2023年5月30日火曜日

IPO分析(ABEJA)

【事業内容】

(1)事業概要

 ABEJA Platform上で、顧客企業の競争優位の源泉となるビジネスプロセスを変革し、継続的な収益成長の実現に伴走する「デジタルプラットフォーム事業」を営んでおります。当社事業は、ABEJA Platformを基盤としており、主たる領域として「トランスフォーメーション領域」と「オペレーション領域」に分類できます。

 「トランスフォーメーション領域」は、フロー型(都度契約)の契約形態となり、企業のデジタルトランスフォーメーションニーズに対応したプロフェッショナルサービスを、ABEJA Platformを導入し、提供しております。

 「オペレーション領域」は、ストック型(継続収入)の契約形態となり、ABEJA Platform上に構築した様々なシステムを汎用的な仕組み・サービスとして提供しております。

  デジタルプラットフォーム事業として展開する当社のビジネスモデルは、EMS(Electronics Manufacturing Service)に近い形態となります。

 これまでの多種多様な業界・業態300社以上のデジタルトランスフォーメーションを支援する上で培ったナレッジ(EMSにおける製造プロセスノウハウ)を活かし、顧客のニーズにあわせ、設計、開発、構築及び運用まで、デジタルトランスフォーメーションに必要な工程をデジタル版EMSとして、フルマネージドサービスで請け負います。これにより、顧客はABEJA Platformの最先端の製造機械と製造ノウハウを活用し、AIシステムをシームレスに基幹業務に取り入れ、運用することが可能となります。

 トランスフォーメーション領域で設計し、ABEJA Platform上に構築したビジネスプロセスを、オペレーション領域で運用する事業モデルとなります。

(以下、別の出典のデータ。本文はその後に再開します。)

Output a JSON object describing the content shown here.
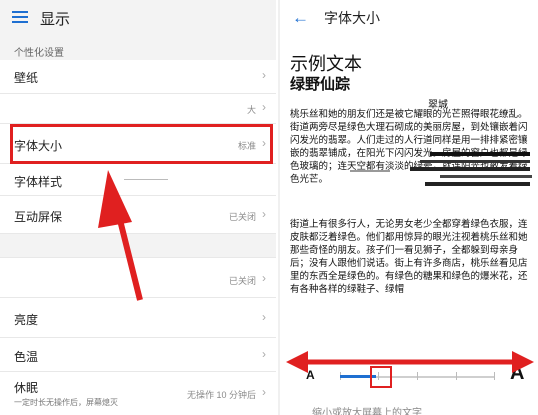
{
  "left": {
    "title": "显示",
    "section_label": "个性化设置",
    "rows": [
      {
        "label": "壁纸",
        "value": ""
      },
      {
        "label": "",
        "value": "大"
      },
      {
        "label": "字体大小",
        "value": "标准"
      },
      {
        "label": "字体样式",
        "value": ""
      },
      {
        "label": "互动屏保",
        "value": "已关闭"
      },
      {
        "label": "",
        "value": ""
      },
      {
        "label": "",
        "value": "已关闭"
      },
      {
        "label": "亮度",
        "value": ""
      },
      {
        "label": "色温",
        "value": ""
      },
      {
        "label": "休眠",
        "value": "无操作 10 分钟后",
        "sub": "一定时长无操作后，屏幕熄灭"
      }
    ]
  },
  "right": {
    "title": "字体大小",
    "sample_title": "示例文本",
    "story_title": "绿野仙踪",
    "chapter": "翠城",
    "para1": "桃乐丝和她的朋友们还是被它耀眼的光芒照得眼花缭乱。街道两旁尽是绿色大理石砌成的美丽房屋，到处镶嵌着闪闪发光的翡翠。人们走过的人行道同样是用一排排紧密镶嵌的翡翠铺成，在阳光下闪闪发光。房屋的窗户也都是绿色玻璃的；连天空都有淡淡的绿晕，就连阳光也散发着绿色光芒。",
    "para2": "街道上有很多行人，无论男女老少全都穿着绿色衣服，连皮肤都泛着绿色。他们都用惊异的眼光注视着桃乐丝和她那些奇怪的朋友。孩子们一看见狮子，全都躲到母亲身后；没有人跟他们说话。街上有许多商店，桃乐丝看见店里的东西全是绿色的。有绿色的糖果和绿色的爆米花，还有各种各样的绿鞋子、绿帽",
    "small_a": "A",
    "large_a": "A",
    "hint": "缩小或放大屏幕上的文字"
  },
  "colors": {
    "accent": "#1e6fd1",
    "highlight": "#e02020"
  },
  "icons": [
    "menu-icon",
    "back-arrow-icon",
    "chevron-right-icon"
  ]
}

このため、運用におけるフィードバックがビジネスプロセスの精度向上やトランスフォーメーション領域での機能改善・追加開発に結びつくなど、2領域は密接に連携しております。


① ABEJA Platform

a.ABEJA Platform概要

 デジタルトランスフォーメーションの実行に必要な、データ生成からデータ収集、データの加工、データ分析、AIモデリングまでのプロセスを提供し、継続的・安定的な運用を行う、ソフトウェア群となります。

 ABEJA Platformは、大きく5つのレイヤーで構成されております。顧客企業は必要なデータをABEJA Platformに蓄積することにより、コンピューティングリソースの管理やセキュリティを担保した環境の中で、データ加工等を行い、当該データと、BaaSレイヤーで予め準備しているAIモデルを組み合わせることにより、簡便に属性推定システム、異常検知システムといったAIシステムを構築することができます。

 また、ABEJA Platformの強みとして、300社以上に対するサービス提供実績と、その際に開発されたモジュール群が備わっているため、個別の検証を必要とせず安定した品質のソリューションを素早く提供できる点などが挙げられます。

 創業当初よりABEJA Platformへ継続的な投資を行っており、基礎的な機能面における投資はほぼ完了しております。また、ABEJA Platformにおけるコア技術については、特許(「機械学習又は推論のための計算機システム及び方法(PCT/JP2018/3824)」)を取得しており、競合他社への牽制、優位性の一要素となっているものと考えております。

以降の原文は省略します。